Overall though I came around to seeing named routes are a useful addition.

K-Phoen commented 11 years ago

Thanks for reviewing this feature :)

This is why I used $ignored_dispatch_keys:

survey_delete:
  pattern: /surveys/:survey_id/delete
  controller: \PollMe\Controller\SurveysController::deleteAction

Considering this route, the only useful parameters when reversing it is the :survey_id one. The controller one is almost an implementation detail. But in order to reverse the route, I still need to give both of them. To bypass this behavior, I added a way to ignore a set of dispatch parameters when reversing the route.

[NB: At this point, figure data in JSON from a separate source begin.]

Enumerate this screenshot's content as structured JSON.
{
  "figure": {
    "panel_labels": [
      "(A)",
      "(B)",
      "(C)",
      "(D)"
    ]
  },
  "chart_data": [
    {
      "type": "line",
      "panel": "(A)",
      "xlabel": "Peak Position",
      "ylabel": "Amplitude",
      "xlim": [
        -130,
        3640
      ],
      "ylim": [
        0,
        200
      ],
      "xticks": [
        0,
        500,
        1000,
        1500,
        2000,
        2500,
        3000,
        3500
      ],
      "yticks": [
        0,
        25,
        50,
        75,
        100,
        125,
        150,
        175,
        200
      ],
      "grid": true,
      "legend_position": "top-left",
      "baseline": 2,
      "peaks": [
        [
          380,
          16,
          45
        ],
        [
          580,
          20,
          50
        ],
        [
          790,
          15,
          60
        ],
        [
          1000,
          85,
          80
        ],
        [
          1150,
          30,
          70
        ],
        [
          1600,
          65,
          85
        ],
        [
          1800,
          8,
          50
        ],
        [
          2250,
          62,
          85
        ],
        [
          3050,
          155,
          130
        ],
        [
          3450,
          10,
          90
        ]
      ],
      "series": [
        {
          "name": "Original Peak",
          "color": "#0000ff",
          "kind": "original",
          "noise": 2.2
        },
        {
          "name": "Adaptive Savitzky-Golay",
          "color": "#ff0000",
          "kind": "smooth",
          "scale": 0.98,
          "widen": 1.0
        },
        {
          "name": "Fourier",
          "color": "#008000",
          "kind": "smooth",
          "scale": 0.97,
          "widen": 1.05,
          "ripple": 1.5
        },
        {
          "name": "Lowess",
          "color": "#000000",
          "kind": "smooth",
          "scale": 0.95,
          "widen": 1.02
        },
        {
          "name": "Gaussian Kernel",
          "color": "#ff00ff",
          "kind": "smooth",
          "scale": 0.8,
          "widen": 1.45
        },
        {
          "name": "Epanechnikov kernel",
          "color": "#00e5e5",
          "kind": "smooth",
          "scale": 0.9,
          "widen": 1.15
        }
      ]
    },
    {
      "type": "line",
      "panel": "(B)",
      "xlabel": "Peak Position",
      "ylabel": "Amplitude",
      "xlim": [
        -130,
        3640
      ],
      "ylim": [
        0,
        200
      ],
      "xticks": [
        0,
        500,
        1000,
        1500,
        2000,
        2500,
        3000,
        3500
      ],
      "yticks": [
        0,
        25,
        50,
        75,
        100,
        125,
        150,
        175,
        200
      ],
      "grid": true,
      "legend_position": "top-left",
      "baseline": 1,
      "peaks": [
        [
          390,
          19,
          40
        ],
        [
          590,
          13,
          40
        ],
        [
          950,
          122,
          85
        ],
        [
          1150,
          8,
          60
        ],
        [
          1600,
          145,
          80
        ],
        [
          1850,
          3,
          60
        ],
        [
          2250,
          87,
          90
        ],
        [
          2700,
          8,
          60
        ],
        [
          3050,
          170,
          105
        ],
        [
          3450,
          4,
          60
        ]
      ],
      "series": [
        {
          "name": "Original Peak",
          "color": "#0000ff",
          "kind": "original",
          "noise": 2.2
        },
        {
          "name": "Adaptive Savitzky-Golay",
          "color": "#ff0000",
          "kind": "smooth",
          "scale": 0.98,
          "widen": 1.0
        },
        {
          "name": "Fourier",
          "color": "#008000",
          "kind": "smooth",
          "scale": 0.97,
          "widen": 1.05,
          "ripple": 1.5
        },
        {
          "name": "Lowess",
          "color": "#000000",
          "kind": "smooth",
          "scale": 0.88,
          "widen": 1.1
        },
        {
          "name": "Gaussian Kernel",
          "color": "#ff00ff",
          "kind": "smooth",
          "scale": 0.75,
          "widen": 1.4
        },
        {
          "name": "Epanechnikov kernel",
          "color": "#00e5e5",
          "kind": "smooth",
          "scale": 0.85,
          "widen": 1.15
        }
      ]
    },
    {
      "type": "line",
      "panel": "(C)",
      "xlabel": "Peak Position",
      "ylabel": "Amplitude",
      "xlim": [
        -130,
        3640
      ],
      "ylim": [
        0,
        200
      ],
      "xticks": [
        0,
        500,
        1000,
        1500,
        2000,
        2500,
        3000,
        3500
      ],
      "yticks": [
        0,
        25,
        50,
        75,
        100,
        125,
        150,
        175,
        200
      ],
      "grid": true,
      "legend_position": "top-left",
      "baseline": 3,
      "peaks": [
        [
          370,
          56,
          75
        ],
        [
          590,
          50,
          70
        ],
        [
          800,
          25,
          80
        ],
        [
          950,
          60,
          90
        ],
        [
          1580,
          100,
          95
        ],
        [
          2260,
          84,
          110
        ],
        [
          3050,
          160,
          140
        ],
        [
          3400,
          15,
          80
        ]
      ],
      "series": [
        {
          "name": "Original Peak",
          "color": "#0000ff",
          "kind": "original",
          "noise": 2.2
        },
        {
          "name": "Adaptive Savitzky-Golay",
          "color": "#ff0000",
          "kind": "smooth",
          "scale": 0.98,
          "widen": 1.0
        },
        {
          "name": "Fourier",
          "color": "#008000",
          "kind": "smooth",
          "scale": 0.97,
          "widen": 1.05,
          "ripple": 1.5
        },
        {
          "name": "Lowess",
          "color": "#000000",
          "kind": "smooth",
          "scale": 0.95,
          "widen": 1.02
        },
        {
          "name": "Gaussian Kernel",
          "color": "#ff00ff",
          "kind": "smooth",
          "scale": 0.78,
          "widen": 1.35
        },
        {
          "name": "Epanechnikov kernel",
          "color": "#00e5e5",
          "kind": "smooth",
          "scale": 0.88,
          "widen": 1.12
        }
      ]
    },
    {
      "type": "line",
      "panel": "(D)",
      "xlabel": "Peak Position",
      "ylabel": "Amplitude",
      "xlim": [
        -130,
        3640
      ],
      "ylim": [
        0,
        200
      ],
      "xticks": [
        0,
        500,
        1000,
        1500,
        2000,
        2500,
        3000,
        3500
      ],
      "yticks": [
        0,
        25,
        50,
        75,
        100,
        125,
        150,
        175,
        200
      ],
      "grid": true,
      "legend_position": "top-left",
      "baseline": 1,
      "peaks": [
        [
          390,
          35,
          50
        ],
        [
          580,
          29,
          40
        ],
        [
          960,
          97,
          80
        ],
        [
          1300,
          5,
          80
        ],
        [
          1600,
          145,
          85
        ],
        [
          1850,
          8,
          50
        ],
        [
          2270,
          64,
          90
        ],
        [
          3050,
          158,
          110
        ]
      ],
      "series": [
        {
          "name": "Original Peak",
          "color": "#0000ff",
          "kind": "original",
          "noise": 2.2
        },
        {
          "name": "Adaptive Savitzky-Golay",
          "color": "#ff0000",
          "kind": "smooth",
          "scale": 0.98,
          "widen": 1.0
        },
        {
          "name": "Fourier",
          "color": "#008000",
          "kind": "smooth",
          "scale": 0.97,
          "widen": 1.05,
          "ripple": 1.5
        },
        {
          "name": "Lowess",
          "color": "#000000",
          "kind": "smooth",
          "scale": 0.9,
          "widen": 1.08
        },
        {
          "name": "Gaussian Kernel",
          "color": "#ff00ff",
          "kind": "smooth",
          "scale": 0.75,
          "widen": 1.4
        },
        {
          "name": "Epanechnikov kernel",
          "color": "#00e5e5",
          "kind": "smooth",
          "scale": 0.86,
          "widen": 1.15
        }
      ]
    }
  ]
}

deceze commented 11 years ago

Yeah, I understand why you did it, but that's a pretty inelegant solution. With this you need to repeat irrelevant parameters when calling reverse route methods, which kind of makes reverse routing moot. It's supposed to decouple URLs/routing configuration from code that needs URLs. When just using a dispatcher array, that is your canonical identifier for a URL/route; when you use it like that you decouple URLs from controllers and use the dispatcher array as the unique identifier. For named routes, the name becomes the unique identifier, and you'd expect that to decouple the use of the name from the dispatcher array. But with your solution, you have to use the name plus the dispatcher array (in negated form) as the unique identifier for a route. That kind of seems to defeat the purpose.

When using named routes, the dispatcher array needs to be ignored when checking for matches. Only mandatory placeholders in the URL need to be supplied. It needs to work something like this:

$r->addNamed('fooBar', '/\d+:id', ['controller' => 'foo', 'action' => 'bar']);
$r->reverseRouteNamed('fooBar', ['id' => 42]);

If not, we may as well not have named routes.

K-Phoen commented 11 years ago

I totally agree with this. My code was more a quick-fix than a real implementation.